My mammalian brain is not immune to the foibles of bad financial thinking.

But thankfully I have the experience to catch myself making thinking errors, which happened today over a restaurant stock.

My kids love Buffalo Wild Wings. My wife despises it. I love to take the kids there when she isn’t around.

It always seems to be packed. I am sure they have fat operating margins. You see new branches popping up all over the place.

I was going to buy it

I had even considered buying a small amount of Buffalo Wild Wings stock (BWLD) for the kids to get them interested in investing and savings. This was about 6 months ago, and I quickly decided against it. I don’t believe owning individual stocks is a good way to learn about investing. If the stock does great, the investor is likely to get overconfident and want to roll the dice again. If the stock does poorly, they may never touch the market again. Either way, a bad lesson is learned. Much better to get the same investments for the kids that I use for myself and for clients.

But then…..

Buffalo Wild Wings kept going up, up, up and it was up huge today.

I was simultaneously hit with four, well defined, irrational investor attitudes.

Hindsight & Confirmation Bias

Overconfidence

Self-Affirmation Bias

Familiarity Bias

They rushed over me. I should have bought the stock. I knew it was a good company. My kids love the restaurant!!!

Within 10 seconds I was able to catch myself, saved only by all the years and experiences in my professional background. Do I really know more about Buffalo Wild Wings than all the other traders and money managers out there that are watching the company like a hawk (and even they don’t know where it will go)? No! Should I buy the next stock I think is a winner. Certainly No!

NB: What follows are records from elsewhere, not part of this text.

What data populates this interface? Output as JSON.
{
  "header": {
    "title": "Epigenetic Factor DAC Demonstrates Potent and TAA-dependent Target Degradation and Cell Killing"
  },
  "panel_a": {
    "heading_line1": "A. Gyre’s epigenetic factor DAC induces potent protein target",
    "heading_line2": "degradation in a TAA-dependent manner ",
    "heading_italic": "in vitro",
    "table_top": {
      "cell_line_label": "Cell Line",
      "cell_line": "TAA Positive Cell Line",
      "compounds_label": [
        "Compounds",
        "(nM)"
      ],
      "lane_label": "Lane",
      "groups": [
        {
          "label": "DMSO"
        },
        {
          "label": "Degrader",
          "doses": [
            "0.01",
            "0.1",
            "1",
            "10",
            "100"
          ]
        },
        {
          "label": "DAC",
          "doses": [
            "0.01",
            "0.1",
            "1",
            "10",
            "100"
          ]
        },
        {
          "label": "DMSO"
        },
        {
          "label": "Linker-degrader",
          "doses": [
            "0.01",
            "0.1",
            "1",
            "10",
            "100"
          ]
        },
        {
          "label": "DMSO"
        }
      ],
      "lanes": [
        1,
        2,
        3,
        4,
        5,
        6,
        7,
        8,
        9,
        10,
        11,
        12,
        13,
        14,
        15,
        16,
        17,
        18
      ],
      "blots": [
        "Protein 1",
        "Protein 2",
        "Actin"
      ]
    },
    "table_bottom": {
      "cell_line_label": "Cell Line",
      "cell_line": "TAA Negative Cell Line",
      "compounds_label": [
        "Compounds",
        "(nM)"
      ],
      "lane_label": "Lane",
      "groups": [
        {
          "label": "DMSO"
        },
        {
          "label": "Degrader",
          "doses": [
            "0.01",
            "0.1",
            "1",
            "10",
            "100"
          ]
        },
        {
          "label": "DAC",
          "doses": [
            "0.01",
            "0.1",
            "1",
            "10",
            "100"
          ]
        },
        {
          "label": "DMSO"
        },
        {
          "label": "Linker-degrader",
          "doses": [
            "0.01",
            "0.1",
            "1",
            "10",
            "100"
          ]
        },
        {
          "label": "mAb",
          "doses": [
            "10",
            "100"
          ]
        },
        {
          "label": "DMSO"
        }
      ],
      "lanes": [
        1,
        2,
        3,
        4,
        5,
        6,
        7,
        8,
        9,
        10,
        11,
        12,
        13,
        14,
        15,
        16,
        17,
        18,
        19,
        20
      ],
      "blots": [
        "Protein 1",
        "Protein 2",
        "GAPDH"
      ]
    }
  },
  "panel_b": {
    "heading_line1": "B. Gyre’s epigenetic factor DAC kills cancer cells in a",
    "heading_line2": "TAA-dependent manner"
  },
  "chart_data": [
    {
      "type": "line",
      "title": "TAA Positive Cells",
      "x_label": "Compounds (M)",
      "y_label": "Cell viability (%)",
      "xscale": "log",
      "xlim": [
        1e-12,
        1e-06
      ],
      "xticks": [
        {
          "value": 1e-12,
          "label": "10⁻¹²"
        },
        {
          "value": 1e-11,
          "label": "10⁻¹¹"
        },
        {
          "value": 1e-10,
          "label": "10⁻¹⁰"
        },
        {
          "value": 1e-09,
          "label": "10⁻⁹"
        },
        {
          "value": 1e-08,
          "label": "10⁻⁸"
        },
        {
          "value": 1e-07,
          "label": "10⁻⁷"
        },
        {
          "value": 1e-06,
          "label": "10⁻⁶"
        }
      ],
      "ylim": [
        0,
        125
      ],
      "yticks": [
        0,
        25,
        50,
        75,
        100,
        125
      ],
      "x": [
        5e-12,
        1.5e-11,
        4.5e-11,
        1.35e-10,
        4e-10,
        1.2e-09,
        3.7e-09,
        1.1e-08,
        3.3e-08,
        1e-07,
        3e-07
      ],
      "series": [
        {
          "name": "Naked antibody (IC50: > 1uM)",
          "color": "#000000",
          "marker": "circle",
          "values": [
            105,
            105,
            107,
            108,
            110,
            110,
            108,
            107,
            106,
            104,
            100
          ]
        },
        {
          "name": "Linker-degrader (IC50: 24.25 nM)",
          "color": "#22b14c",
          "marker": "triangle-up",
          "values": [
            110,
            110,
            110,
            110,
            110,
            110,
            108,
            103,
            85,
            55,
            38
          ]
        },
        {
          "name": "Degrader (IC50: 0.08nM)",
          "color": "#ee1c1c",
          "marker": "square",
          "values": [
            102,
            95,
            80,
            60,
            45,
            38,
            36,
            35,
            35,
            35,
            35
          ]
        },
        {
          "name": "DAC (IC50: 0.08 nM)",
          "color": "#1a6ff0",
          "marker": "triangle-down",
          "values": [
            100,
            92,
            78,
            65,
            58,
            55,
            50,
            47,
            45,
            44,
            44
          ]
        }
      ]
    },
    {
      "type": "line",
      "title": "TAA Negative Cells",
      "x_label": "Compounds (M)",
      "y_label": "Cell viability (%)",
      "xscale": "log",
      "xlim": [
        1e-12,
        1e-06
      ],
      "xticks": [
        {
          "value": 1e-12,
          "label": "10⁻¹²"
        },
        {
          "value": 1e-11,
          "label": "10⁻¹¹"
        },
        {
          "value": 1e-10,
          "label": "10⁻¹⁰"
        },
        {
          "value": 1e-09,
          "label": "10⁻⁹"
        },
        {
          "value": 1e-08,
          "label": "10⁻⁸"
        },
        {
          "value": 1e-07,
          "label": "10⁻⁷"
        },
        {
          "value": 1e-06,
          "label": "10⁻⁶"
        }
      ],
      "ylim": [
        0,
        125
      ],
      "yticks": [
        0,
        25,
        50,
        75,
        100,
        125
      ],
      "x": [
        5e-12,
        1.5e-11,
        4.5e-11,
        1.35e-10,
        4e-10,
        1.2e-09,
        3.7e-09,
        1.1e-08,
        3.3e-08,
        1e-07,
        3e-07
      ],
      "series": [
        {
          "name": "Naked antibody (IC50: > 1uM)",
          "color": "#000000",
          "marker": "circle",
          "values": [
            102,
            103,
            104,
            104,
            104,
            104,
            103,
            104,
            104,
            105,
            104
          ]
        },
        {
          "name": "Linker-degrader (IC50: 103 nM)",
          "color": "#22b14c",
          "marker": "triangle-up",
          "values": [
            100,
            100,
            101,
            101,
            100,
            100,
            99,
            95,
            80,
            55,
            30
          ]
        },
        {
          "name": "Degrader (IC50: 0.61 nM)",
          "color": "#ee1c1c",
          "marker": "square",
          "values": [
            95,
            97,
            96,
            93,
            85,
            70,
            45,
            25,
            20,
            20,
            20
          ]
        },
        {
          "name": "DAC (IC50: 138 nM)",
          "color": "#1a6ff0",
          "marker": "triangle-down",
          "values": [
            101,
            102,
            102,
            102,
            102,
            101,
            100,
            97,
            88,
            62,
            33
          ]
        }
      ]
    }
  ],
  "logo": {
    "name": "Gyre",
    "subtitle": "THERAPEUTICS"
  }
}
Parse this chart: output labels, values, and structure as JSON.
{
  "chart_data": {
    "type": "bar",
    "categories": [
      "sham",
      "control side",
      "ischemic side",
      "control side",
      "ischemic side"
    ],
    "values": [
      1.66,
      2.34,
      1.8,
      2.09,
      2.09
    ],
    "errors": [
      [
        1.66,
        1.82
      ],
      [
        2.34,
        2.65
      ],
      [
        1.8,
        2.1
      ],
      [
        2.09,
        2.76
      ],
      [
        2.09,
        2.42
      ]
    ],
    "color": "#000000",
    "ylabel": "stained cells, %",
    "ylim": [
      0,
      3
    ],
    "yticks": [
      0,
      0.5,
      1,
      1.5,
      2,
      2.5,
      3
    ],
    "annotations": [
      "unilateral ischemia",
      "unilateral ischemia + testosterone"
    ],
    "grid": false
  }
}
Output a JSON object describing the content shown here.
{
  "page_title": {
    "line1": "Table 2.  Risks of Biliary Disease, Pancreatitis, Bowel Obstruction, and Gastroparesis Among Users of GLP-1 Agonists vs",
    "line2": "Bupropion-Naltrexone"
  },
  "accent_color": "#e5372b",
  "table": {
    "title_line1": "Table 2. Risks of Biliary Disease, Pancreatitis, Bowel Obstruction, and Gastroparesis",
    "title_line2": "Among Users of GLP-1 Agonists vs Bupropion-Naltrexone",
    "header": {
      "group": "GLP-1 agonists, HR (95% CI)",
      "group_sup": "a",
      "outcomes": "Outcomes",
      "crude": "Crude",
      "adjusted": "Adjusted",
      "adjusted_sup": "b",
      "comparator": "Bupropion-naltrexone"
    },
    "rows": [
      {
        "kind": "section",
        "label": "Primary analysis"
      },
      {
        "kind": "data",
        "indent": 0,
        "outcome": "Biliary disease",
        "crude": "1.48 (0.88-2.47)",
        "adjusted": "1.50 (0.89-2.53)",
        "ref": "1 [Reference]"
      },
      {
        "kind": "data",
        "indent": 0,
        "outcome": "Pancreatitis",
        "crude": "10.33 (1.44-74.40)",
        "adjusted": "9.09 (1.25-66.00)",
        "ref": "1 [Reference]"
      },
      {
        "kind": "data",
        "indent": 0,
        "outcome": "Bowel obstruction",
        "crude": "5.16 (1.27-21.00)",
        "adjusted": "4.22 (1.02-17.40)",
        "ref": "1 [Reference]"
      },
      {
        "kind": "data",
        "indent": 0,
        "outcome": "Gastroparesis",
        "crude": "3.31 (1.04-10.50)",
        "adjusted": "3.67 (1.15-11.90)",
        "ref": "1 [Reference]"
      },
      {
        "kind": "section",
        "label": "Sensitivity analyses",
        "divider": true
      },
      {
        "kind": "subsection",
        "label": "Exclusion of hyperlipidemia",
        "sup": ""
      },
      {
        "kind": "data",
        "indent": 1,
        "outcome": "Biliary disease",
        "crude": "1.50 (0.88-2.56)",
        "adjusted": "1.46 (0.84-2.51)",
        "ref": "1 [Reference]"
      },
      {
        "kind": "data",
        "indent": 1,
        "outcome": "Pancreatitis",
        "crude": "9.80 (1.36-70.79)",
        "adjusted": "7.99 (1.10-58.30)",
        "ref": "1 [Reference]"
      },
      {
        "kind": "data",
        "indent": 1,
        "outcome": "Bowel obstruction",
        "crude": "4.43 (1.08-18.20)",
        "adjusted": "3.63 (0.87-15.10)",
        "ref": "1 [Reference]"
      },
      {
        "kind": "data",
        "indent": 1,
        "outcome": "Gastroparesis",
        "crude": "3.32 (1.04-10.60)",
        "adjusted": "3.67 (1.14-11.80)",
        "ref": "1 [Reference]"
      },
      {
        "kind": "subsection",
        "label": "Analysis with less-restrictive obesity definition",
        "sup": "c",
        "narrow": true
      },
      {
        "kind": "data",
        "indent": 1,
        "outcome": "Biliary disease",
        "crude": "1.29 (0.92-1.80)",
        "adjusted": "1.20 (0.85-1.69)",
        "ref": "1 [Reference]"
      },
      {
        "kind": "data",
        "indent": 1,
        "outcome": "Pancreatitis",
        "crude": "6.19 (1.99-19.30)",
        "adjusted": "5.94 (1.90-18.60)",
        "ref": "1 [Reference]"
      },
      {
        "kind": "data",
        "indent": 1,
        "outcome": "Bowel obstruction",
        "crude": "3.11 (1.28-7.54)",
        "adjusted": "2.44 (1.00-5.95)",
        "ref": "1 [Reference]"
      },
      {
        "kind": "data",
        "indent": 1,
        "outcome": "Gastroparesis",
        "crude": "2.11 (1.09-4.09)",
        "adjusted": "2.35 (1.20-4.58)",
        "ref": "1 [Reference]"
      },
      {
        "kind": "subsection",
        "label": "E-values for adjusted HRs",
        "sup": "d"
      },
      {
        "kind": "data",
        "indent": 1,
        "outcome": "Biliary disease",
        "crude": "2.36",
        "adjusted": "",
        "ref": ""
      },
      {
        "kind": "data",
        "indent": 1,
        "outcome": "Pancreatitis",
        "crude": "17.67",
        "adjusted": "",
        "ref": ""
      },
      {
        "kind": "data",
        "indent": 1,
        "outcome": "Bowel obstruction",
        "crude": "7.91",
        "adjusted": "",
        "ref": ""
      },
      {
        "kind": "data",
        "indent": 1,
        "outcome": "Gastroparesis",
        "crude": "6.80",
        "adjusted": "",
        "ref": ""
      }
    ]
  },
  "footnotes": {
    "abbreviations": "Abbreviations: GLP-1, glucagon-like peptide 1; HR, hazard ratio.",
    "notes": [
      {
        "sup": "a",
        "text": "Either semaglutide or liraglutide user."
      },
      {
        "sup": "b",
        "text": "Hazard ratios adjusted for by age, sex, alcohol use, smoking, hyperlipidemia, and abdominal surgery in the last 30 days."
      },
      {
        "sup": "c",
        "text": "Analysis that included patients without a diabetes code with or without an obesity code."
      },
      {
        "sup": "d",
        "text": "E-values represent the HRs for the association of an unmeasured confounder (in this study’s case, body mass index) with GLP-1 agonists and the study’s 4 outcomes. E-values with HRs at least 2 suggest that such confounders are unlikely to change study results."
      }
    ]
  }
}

But for a few seconds the emotions had a powerful hold on me. I cringe when I think about the well meaning families out there that don’t have the professional experience to catch themselves when they are being swept away with irrational investor emotions. This is the stuff that can ruin an inheritance and put a family into the 70% of unsuccessful inheritors category. This is why I am here to help these families.